ITパスポート試験 過去問解説

BPRとは?ITパスポート試験 2009年 (平成21年 春期) 問20を解説

ITパスポート試験 2009年 (平成21年 春期) 問20は、BPRに関する理解を問う問題です。検索から入っても、問題文、選択肢、正解、解説、各選択肢がなぜ違うかをこのページだけで確認できます。

問題文

BPRを説明したものはどれか。

この問題の出題ポイント

  • BPRの定義だけでなく、問題文中の条件がどの選択肢に当てはまるかを確認する。
  • ストラテジ系分野では、用語の目的・主体・責任範囲の違いが選択肢で問われやすい。
  • 関連タグ: 経営戦略、BPR。

選択肢

  1. 顧客のニーズにきめ細かく対応し,顧客の利便性と満足度を高めるために,企業の情報システムを再構築すること
  2. 企業の活動を,調達,開発,製造,販売,サービスといった側面からとらえ,情報システムを再構築すること
  3. 企業の業務効率や生産性を改善するために,既存の組織やビジネスルールを全面的に見直して,再構築すること正解
  4. 企業の戦略を,四つの視点(財務の視点,顧客の視点,業務プロセスの視点,学習と成長の視点)から再評価し,再構築すること

正解

: 企業の業務効率や生産性を改善するために,既存の組織やビジネスルールを全面的に見直して,再構築すること

解説

正解はウ。BPR(Business Process Reengineering)は,業務効率や生産性を改善するために既存の組織やビジネスルールを全面的に見直し抜本的に再構築する手法。M.ハマーが1990年に提唱。継続的な改善を指すBPM,情報システムの再構築指向のアやイ,4視点戦略管理のBSC(エ)とは区別する必要がある.

なぜ他の選択肢が違うのか

  • CRMやSFAなど顧客接点系システム再構築の説明。顧客のニーズに細かく対応するために情報システムを再構築する話で,組織・業務ルールの抜本見直しを行うBPRとは異なる.

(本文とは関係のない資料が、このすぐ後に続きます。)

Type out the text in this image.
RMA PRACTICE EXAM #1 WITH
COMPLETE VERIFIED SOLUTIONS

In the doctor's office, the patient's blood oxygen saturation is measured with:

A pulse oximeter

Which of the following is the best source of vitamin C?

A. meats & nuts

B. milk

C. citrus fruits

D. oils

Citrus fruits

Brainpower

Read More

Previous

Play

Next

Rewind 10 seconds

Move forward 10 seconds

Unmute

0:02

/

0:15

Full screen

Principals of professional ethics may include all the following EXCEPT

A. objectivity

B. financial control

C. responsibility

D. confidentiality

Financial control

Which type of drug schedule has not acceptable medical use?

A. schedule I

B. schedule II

  • バリューチェーンに基づく情報システム再構築の説明。事業活動を調達〜サービスの側面で捉え情報システム化する考えで,業務ルール全体を抜本見直すBPRとは粒度が違う.

  • ウ(正解)

    正解。既存の組織やビジネスルールを全面的に見直し再構築するのがBPR。情報技術を活用しながら業務プロセスを抜本的に変えて生産性向上を実現する.

  • BSC(バランススコアカード)の説明。財務・顧客・業務プロセス・学習と成長の4視点で企業戦略を再評価する手法で,業務ルール再構築のBPRとは別物.

解き方の整理

BPRの問題では、選択肢のキーワードだけで判断せず、問題文が示す条件と正解選択肢の説明が一致しているかを見ます。誤答選択肢は、似た用語を混ぜる、主体を入れ替える、目的や範囲を広げすぎる、という形で作られることが多いため、選択肢別解説まで確認しておくと復習効率が上がります。